I fully agree with George. "But in fact while the ignore rule leads to data inconsistency when the application is not deleting all that it should, the protect rule will lead to a database error which while being easier to detect, results in an equally bad end user experience." - eerr... yeah, but "user experience" is not all there is in life... I'd rather have data be consistent, and all...
The best practice in my opinion:
1. ALWAYS use "Protect".
2. NEVER directly call "Delete" from code.
3. ALWAYS wrap your "Delete" functionality in an Action in a Data Layer, which will then look at all referencing records and either set them to a "safe" ID value or remove them as well as the business rules allow.
Advantages:
* "Fail fast/fail hard" from the Protect rule.
* You control what is actually being deleted or not.
* You can detect conditions where the record should not be deleted and provide a user-friendly error message.
Bottom line: relying on the "delete" rule is simply bad behavior because it leads to "mystery meat" operation, the user has no way of knowing that deleting record A from entity X will result in record M in entity Z to evaporate. That is HIGHLY undesireable behavior from the user's point of view. Plus it is a performance killer. "Ignore" is EQUALLY BAD (though in a different way!) because instead of removing data, you just can't trust it! For example, if Attribute "ContactId" is "mandatory" it is not unreasonable for someone in the UI layer to use "GetContact(Id).Record.Name" to do something... only to have it blow up because there is a value that does not exist in the DB. "Ignore" may be *fast* but it leads to a very, very, VERY bad DB situation!
No, "Protect" is the only sane choice, except in very rare cases, such as when performing massive data migrations, updates, etc.
J.Ja
Couldn't agree more!
Interesting stuff.
I don't agree with it 100% but I see where it's coming from and perhaps it's even better when I think about it some more :)
I do wish I need to set the rule instead of having a default.
too many time I recheck the model and see the issue, I fix it, cannot upgrade the database due to existing relations. Need to create an update query first, deploy everywhere, fix the rule, deploy again...

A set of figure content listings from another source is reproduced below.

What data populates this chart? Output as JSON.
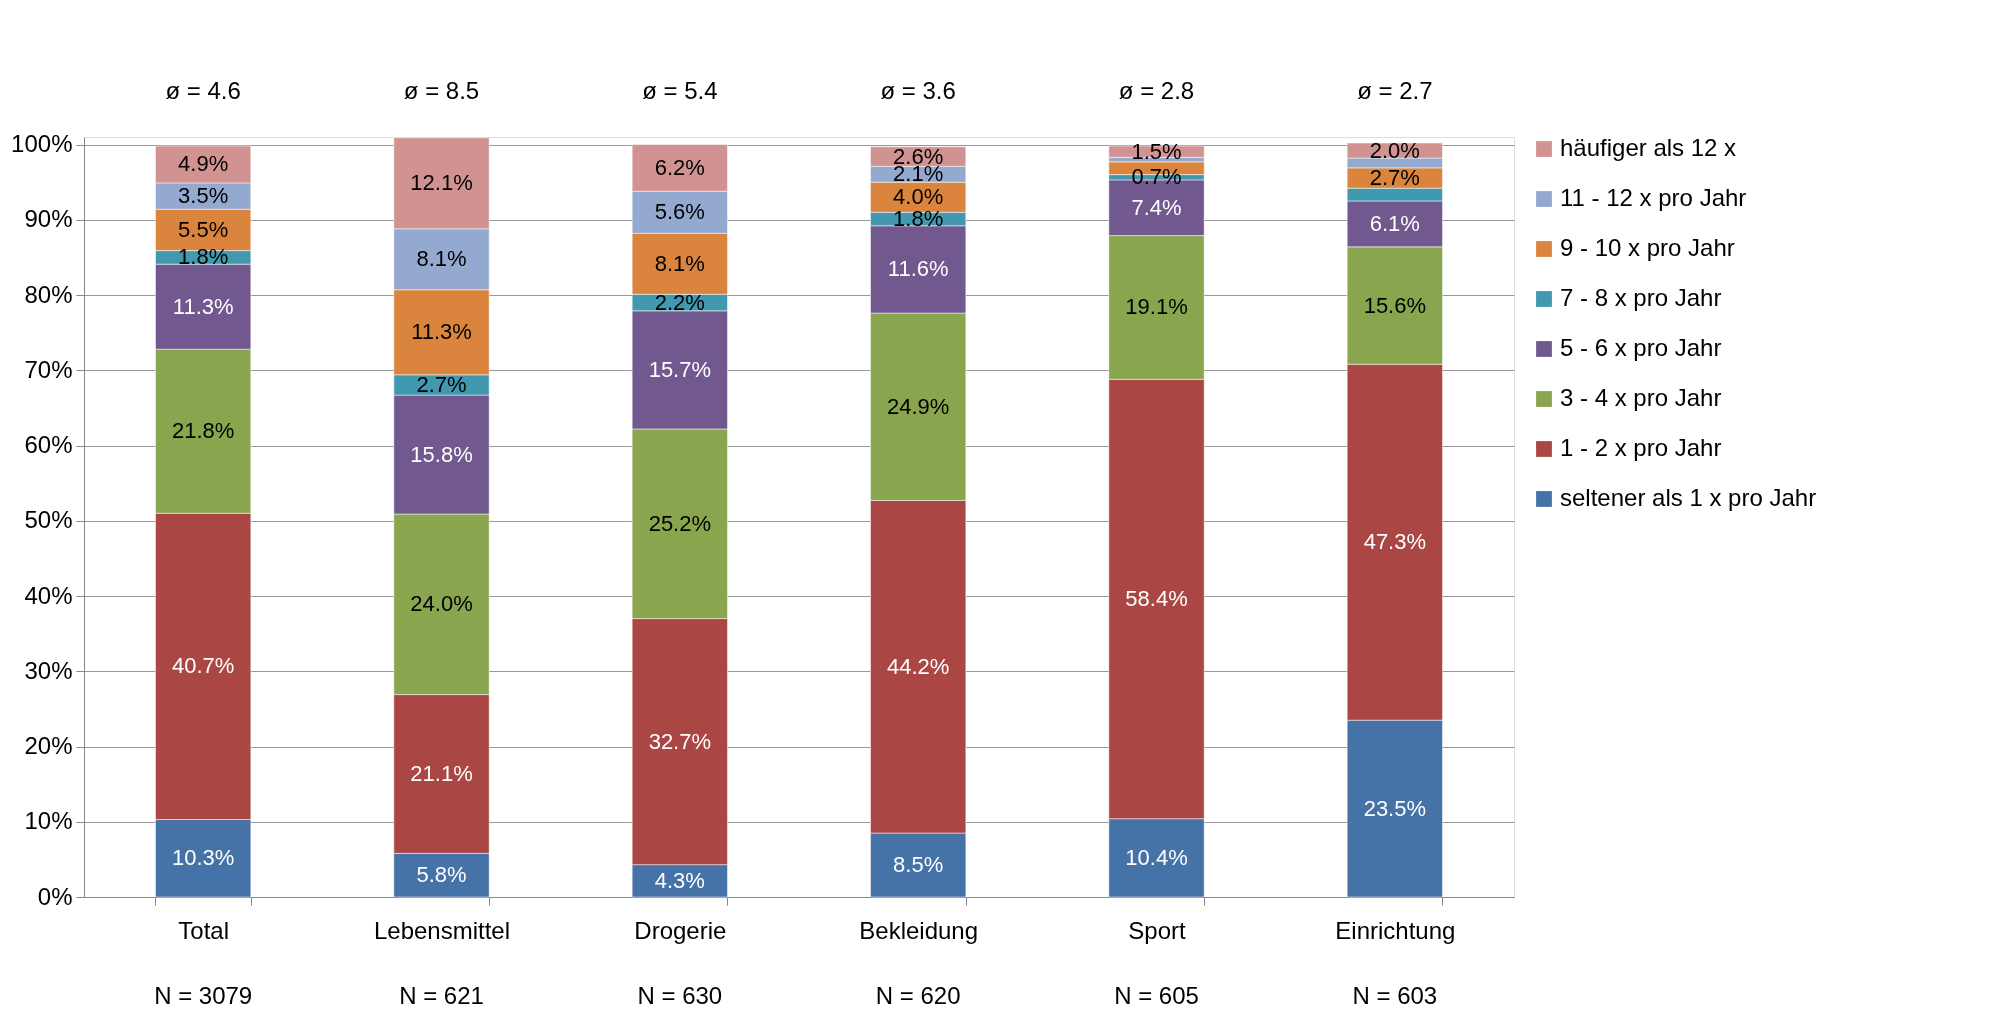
{
  "chart_data": {
    "type": "bar",
    "stacked": true,
    "categories": [
      "Total",
      "Lebensmittel",
      "Drogerie",
      "Bekleidung",
      "Sport",
      "Einrichtung"
    ],
    "series": [
      {
        "name": "seltener als 1 x pro Jahr",
        "color": "#4572a7",
        "values": [
          10.3,
          5.8,
          4.3,
          8.5,
          10.4,
          23.5
        ],
        "value_labels": [
          "10.3%",
          "5.8%",
          "4.3%",
          "8.5%",
          "10.4%",
          "23.5%"
        ]
      },
      {
        "name": "1 - 2 x pro Jahr",
        "color": "#aa4643",
        "values": [
          40.7,
          21.1,
          32.7,
          44.2,
          58.4,
          47.3
        ],
        "value_labels": [
          "40.7%",
          "21.1%",
          "32.7%",
          "44.2%",
          "58.4%",
          "47.3%"
        ]
      },
      {
        "name": "3 - 4 x pro Jahr",
        "color": "#89a54e",
        "values": [
          21.8,
          24.0,
          25.2,
          24.9,
          19.1,
          15.6
        ],
        "value_labels": [
          "21.8%",
          "24.0%",
          "25.2%",
          "24.9%",
          "19.1%",
          "15.6%"
        ]
      },
      {
        "name": "5 - 6 x pro Jahr",
        "color": "#71588f",
        "values": [
          11.3,
          15.8,
          15.7,
          11.6,
          7.4,
          6.1
        ],
        "value_labels": [
          "11.3%",
          "15.8%",
          "15.7%",
          "11.6%",
          "7.4%",
          "6.1%"
        ]
      },
      {
        "name": "7 - 8 x pro Jahr",
        "color": "#4198af",
        "values": [
          1.8,
          2.7,
          2.2,
          1.8,
          0.7,
          1.7
        ],
        "value_labels": [
          "1.8%",
          "2.7%",
          "2.2%",
          "1.8%",
          "0.7%",
          null
        ]
      },
      {
        "name": "9 - 10 x pro Jahr",
        "color": "#db843d",
        "values": [
          5.5,
          11.3,
          8.1,
          4.0,
          1.7,
          2.7
        ],
        "value_labels": [
          "5.5%",
          "11.3%",
          "8.1%",
          "4.0%",
          null,
          "2.7%"
        ]
      },
      {
        "name": "11 - 12 x pro Jahr",
        "color": "#93a9cf",
        "values": [
          3.5,
          8.1,
          5.6,
          2.1,
          0.6,
          1.3
        ],
        "value_labels": [
          "3.5%",
          "8.1%",
          "5.6%",
          "2.1%",
          null,
          null
        ]
      },
      {
        "name": "häufiger als 12 x",
        "color": "#d19392",
        "values": [
          4.9,
          12.1,
          6.2,
          2.6,
          1.5,
          2.0
        ],
        "value_labels": [
          "4.9%",
          "12.1%",
          "6.2%",
          "2.6%",
          "1.5%",
          "2.0%"
        ]
      }
    ],
    "ylim": [
      0,
      101
    ],
    "yticks": [
      {
        "value": 0,
        "label": "0%"
      },
      {
        "value": 10,
        "label": "10%"
      },
      {
        "value": 20,
        "label": "20%"
      },
      {
        "value": 30,
        "label": "30%"
      },
      {
        "value": 40,
        "label": "40%"
      },
      {
        "value": 50,
        "label": "50%"
      },
      {
        "value": 60,
        "label": "60%"
      },
      {
        "value": 70,
        "label": "70%"
      },
      {
        "value": 80,
        "label": "80%"
      },
      {
        "value": 90,
        "label": "90%"
      },
      {
        "value": 100,
        "label": "100%"
      }
    ],
    "grid": "y",
    "legend": "right",
    "annotations": [
      "ø = 4.6",
      "ø = 8.5",
      "ø = 5.4",
      "ø = 3.6",
      "ø = 2.8",
      "ø = 2.7",
      "N = 3079",
      "N = 621",
      "N = 630",
      "N = 620",
      "N = 605",
      "N = 603"
    ]
  }
}
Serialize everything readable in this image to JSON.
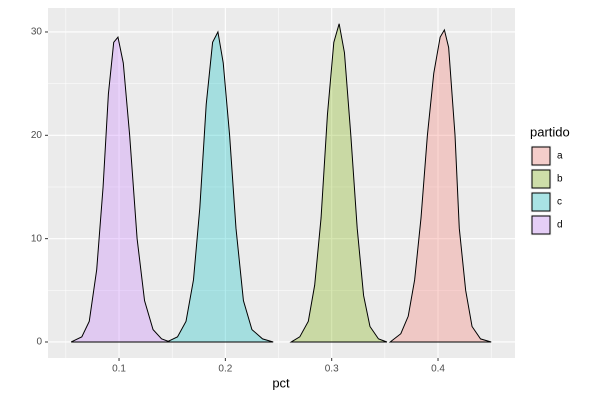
{
  "chart_data": {
    "type": "density",
    "x_label": "pct",
    "xlim": [
      0.0332,
      0.4724
    ],
    "xticks": [
      0.1,
      0.2,
      0.3,
      0.4
    ],
    "ylim": [
      -1.55,
      32.32
    ],
    "yticks": [
      0,
      10,
      20,
      30
    ],
    "grid": true,
    "legend_position": "right",
    "legend_title": "partido",
    "fill_opacity": 0.3,
    "outline_color": "#000000",
    "series": [
      {
        "name": "a",
        "color": "#F8766D",
        "x": [
          0.355,
          0.365,
          0.372,
          0.378,
          0.384,
          0.39,
          0.396,
          0.402,
          0.406,
          0.41,
          0.416,
          0.42,
          0.426,
          0.432,
          0.44,
          0.45
        ],
        "values": [
          0,
          0.8,
          2.5,
          6,
          12,
          20,
          26,
          29.5,
          30.2,
          28.5,
          20,
          11,
          5,
          1.5,
          0.3,
          0
        ]
      },
      {
        "name": "b",
        "color": "#7CAE00",
        "x": [
          0.262,
          0.27,
          0.278,
          0.284,
          0.29,
          0.296,
          0.302,
          0.307,
          0.312,
          0.318,
          0.324,
          0.33,
          0.336,
          0.344,
          0.352
        ],
        "values": [
          0,
          0.5,
          2,
          5.5,
          12,
          22,
          29,
          30.8,
          28,
          20,
          11,
          4.5,
          1.5,
          0.3,
          0
        ]
      },
      {
        "name": "c",
        "color": "#00BFC4",
        "x": [
          0.145,
          0.155,
          0.163,
          0.17,
          0.176,
          0.182,
          0.188,
          0.193,
          0.198,
          0.204,
          0.21,
          0.217,
          0.225,
          0.235,
          0.245
        ],
        "values": [
          0,
          0.5,
          2,
          6,
          13,
          23,
          29,
          30,
          27,
          20,
          11,
          4,
          1.2,
          0.3,
          0
        ]
      },
      {
        "name": "d",
        "color": "#C77CFF",
        "x": [
          0.055,
          0.065,
          0.072,
          0.079,
          0.085,
          0.09,
          0.095,
          0.099,
          0.104,
          0.11,
          0.117,
          0.124,
          0.132,
          0.14,
          0.148
        ],
        "values": [
          0,
          0.5,
          2,
          7,
          15,
          24,
          29,
          29.5,
          27,
          20,
          10,
          4,
          1.2,
          0.3,
          0
        ]
      }
    ]
  }
}
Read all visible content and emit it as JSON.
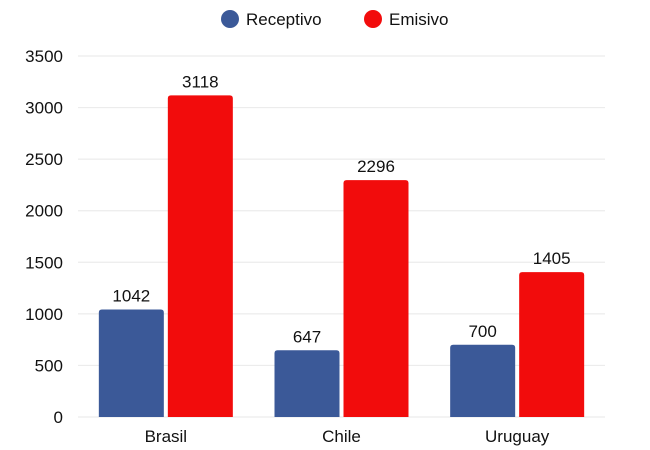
{
  "chart_data": {
    "type": "bar",
    "title": "",
    "xlabel": "",
    "ylabel": "",
    "categories": [
      "Brasil",
      "Chile",
      "Uruguay"
    ],
    "series": [
      {
        "name": "Receptivo",
        "color": "#3b5998",
        "values": [
          1042,
          647,
          700
        ]
      },
      {
        "name": "Emisivo",
        "color": "#f20c0c",
        "values": [
          3118,
          2296,
          1405
        ]
      }
    ],
    "ylim": [
      0,
      3500
    ],
    "yticks": [
      0,
      500,
      1000,
      1500,
      2000,
      2500,
      3000,
      3500
    ],
    "grid": true,
    "legend_position": "top-center",
    "data_labels": true
  }
}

Delete may come in handy if you have a simple datamodel. We have tables that are referenced as foreign keys in dozens of other tables.
What I mean is, that in simple data models, it's easier to programmatically delete referencing records than with complex models. However, it's also easier to determine what happens with a delete rule, as there aren't that many tables to track.
Also, we've had situations in which the database (SQL Server in our case) just gave up and produced an error, as the delete rules proved to complex for it.
"simple data models, it's easier to programmatically (this is not by defintion Propagation Constraints) using delete referencing records than with complex models." Exactly. And that is why you use a Datacentric (Propagation Constraints ) solution on complex models.
" also easier to determine what happens with a delete rule, as there aren't that many tables to track." Again the tracking is done datacentrically, you use the dbms system to do it not programmatically writing querys etc and manually keeping track, you use the datacentric solutions avaliable. Programming this sort of referential integritity is best pushed into the database tier and not some layer above that relies on the developer working out which table and checking it, then checking another and then checking another......you will lose at this method and why datacentric implmentations are far easier as the people writing the DBMS are guaranted to be far brighter than 99% of us. Sorry. Harness the database of choices datacentric functionality than writing it yourself. This in my expereince is the enterprise way.
George -
The OutSystems development model supports soft deletes well. I rely heavily on them with the exception of:
* Data that must be complete removed for legal/regulatory/security/etc. purposes.
* Purging routines that deliberately remove data at scheduled intervals to keep the DB small.
* Records that will never have references made to them, and are totally irrelevant to the business rules, we'll never need to see change history, etc.
I really prefer soft deletes in most cases. The only real downside is performance, and I find that for a system where this is a concern, we can talk about purging.